L'ordre illustre deux réalités en même temps. Tsahal utilise la force militaire pour protéger une communauté chrétienne palestinienne contre des extrémistes juifs israéliens. C'est une histoire très différente de l'affirmation générale selon laquelle l'État d'Israël a lancé une campagne contre les chrétiens. En même temps, le besoin même d'une telle mesure illustre l'ampleur du problème qu'Israël a laissé se développer.

Récemment, des terroristes juifs ont incendié deux mosquées, brûlé des voitures et des champs et attaqué des conducteurs palestiniens. Une mosquée à Qusra a été incendiée et couverte d'inscriptions de vengeance ; une autre mosquée à Khur a été mise à feu. En ces jours mêmes, les événements se poursuivent et occupent l'armée.

Il s'agit d'un échec moral et aussi d'un désastre pour la sécurité nationale, car chaque événement de ce type crée un problème de sécurité supplémentaire pour les soldats et les policiers israéliens qui sont forcés de faire face à ses conséquences, et fournit en même temps au Hamas, à l'Iran et à d'autres ennemis d'Israël une propagande efficace.

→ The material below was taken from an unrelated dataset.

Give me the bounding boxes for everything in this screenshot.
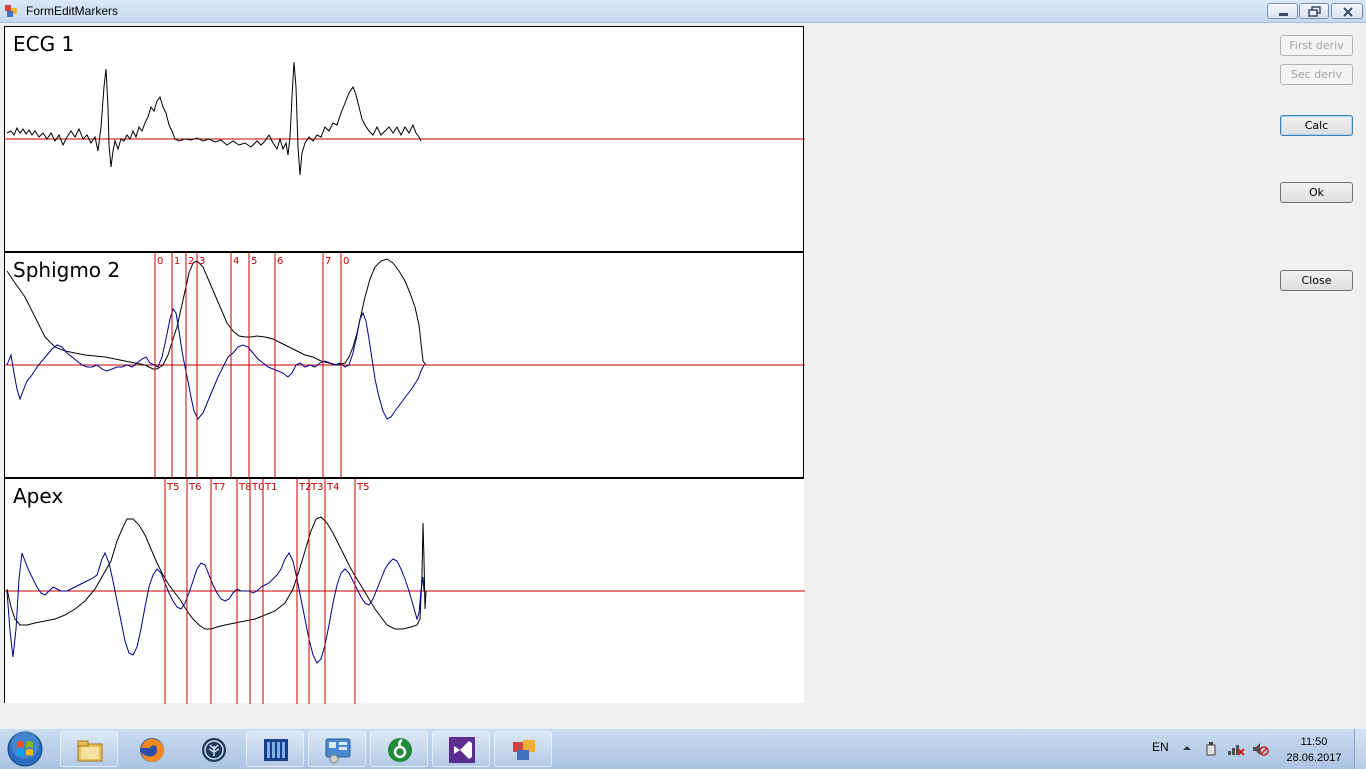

La dimension chrétienne rend cette stupidité stratégique encore plus stupéfiante. Israël s'appuie sur de profonds réservoirs de sympathie parmi les chrétiens du monde entier, en particulier aux États-Unis, où des dizaines de millions de chrétiens évangéliques lui ont apporté le soutien politique le plus constant. L'affinité chrétienne pour Israël va bien au-delà de la politique évangélique et inclut des personnes qui considèrent la survie des anciennes communautés chrétiennes et l'accès aux lieux saints à Jérusalem, Bethléem et en Galilée comme des questions d'une profonde importance spirituelle.

Chaque vidéo d'un extrémiste crachant sur un prêtre, chaque rapport sur un chrétien arménien harcelé et chaque attaque contre un village chrétien palestinien érodent ce réservoir de bonne volonté. Ces parias affaiblissent la sécurité d'Israël, tachent le judaïsme et transforment des amis potentiels d'Israël en sceptiques, et les sceptiques existants en ennemis.

Par conséquent, l'action de l'armée à Taybeh est bienvenue — mais elle est aussi très loin d'être suffisante. Les élections en Israël le 27 octobre offrent une opportunité pour une approche différente. Si Nétanyahou est évincé et qu'un nouveau gouvernement est formé, une lutte globale contre la terreur juive en Cisjordanie doit commencer immédiatement. La tâche nécessite des arrestations, des poursuites et une application de la loi — et non de lever les yeux au ciel après chaque nouvelle atrocité.